Bei den drüben ausgezogenen Kleidungstücken finden Sie auch ihre Handtasche der Toten, die wir aber noch nicht untersucht haben. Ich kann Ihnen also noch nicht sagen, wie das Mädchen heißt.“
„Danke, Doc, da kümmere ich mich sofort drum.“
„Noch eins, Chief, mir kommt es fast so vor, als habe der Mörder diesen Ort speziell für seine Tat ausgewählt: Eine saftige grüne Wiese unter einer erhabenen Gruppe prachtvoller, Schutz bietender Laubbäume, die einen verwunschenen Teich umschließen. Das alles wirkt wie ein prächtiger, ruhiger Park. Schön und einsam. Der Täter konnte relativ sicher sein, dass er hier ungestört bleiben würde. Die weitere Spurensuche wird dadurch erschwert, dass der intensive Regen und der starke Wind nahezu alle Spuren verwischt haben. Wir haben bisher keine brauchbaren Fußspuren entdeckt, nur die Schleifspuren vom vermeintlichen Tatort dort drüben zum Fundort der Leiche hier. Der Täter beabsichtigte ganz offensichtlich, dass alle Details der Leiche und des Tatortes zu der engelhaften Inszenierung passen.
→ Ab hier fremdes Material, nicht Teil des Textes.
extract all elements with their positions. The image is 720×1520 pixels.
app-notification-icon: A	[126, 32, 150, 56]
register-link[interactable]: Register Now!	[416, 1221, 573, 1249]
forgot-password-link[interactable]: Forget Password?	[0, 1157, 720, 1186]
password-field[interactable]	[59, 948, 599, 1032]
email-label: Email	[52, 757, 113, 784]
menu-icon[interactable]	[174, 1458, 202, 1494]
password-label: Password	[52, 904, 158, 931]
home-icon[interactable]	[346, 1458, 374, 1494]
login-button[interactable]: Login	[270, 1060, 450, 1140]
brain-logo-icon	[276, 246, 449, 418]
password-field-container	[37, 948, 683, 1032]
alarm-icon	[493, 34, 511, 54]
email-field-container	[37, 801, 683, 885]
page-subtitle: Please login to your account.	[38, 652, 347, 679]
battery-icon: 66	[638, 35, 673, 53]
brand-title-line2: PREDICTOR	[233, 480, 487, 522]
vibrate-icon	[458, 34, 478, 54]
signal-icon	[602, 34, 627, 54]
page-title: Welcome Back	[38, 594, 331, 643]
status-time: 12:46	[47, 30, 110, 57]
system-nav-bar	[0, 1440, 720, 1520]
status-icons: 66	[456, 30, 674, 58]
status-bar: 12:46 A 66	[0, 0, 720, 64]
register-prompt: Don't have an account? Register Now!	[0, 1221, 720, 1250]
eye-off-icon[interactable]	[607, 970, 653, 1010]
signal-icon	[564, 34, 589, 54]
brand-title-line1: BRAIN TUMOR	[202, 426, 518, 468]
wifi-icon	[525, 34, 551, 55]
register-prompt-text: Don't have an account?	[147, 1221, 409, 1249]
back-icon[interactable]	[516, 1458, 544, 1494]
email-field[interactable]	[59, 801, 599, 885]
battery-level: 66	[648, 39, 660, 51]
So als habe er sich den Ablauf und die Inszenierung schon im Vorfeld genauso vorgestellt, ja erträumt.“
„Das ist ja schon eine ganze Menge. Danke Doc. Aber sagen Sie mir, welcher Wahnsinnige macht denn so etwas und was bedeuten die Buchstaben auf der Brust des Mädchens?“, wollte Liam wissen.
„Ja, Chief, das ist dann wohl eher Ihr Job. Alle Einzelheiten bekommen Sie nach der Obduktion in spätestens zwei Tagen“, war der knappe Kommentar von Susan Morley. Dann wandte sie sich wieder ihrer Arbeit zu.